Filibustering in the Dominion Parliament at Ottawa defeated for the time being, last week, a bill which would have empowered the (Canadian) Bell Telephone Co. to increase its capitalization from $75,000,000 to $150,000,000.
Cried chief and successful Filibusterer the Rt. Hon. Thomas L. Church of Toronto : "We need a Mussolini in Canada to wield a big stick over our big corporations! . . . The additional capital stock which the Bell Company seeks power to issue would never be utilized for extensions or added service to the public, but would be gobbled up in a huge melon split. . . . Outrageous!"

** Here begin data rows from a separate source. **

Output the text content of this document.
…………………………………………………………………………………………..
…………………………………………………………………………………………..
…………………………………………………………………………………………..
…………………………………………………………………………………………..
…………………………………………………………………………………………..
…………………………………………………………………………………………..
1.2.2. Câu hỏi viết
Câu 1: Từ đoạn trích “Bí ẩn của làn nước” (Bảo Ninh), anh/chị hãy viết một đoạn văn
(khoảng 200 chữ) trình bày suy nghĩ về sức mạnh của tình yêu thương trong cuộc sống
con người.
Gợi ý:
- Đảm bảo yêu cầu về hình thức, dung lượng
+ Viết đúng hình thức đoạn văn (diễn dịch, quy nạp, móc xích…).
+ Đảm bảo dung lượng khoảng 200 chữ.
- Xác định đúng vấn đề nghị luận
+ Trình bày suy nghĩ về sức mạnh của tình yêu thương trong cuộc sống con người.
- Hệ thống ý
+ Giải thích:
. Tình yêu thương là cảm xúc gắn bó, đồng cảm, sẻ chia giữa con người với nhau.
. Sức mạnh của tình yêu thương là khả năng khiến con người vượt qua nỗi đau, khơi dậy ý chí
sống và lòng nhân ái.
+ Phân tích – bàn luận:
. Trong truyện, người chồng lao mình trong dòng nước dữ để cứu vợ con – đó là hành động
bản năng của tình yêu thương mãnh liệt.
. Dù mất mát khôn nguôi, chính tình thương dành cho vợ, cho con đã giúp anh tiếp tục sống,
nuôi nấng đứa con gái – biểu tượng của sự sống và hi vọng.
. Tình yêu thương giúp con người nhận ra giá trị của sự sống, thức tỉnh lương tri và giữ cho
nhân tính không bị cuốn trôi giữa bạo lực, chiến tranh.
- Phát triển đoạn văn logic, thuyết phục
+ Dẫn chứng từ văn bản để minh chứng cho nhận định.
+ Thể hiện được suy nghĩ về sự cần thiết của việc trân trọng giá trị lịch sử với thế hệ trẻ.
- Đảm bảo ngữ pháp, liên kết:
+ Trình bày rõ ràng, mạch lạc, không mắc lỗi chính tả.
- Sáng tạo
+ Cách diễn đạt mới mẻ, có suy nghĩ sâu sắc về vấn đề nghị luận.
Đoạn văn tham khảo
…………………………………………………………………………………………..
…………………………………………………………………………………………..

Members of the Toronto Camera Club harkened humbly, last week, to a visiting and lecturing maestro: Richard Neville Speaight Esq. of London, semi-official photographer to the Court of St. James's. "On one occasion," confided Maestro Speaight amid a hush, "I was obliged to pace the floor for two hours with an infant son* of Princess Mary in my arms before the child stopped crying and enabled me to make a satisfactory portrait."
Local magistrates at Winnipeg recently warned weapon-toters to expect stiffer sentences. Last week one Herbert Weston and one Andrew Wood, both convicted of "toting," were sentenced to "two years imprisonment and to receive six lashes from a heavy whip."
* Princess Mary, Viscountess Lascelles, has two sons: George Henry Hubert Lascelles, aged 6, and Gerald David, aged 3 1/2.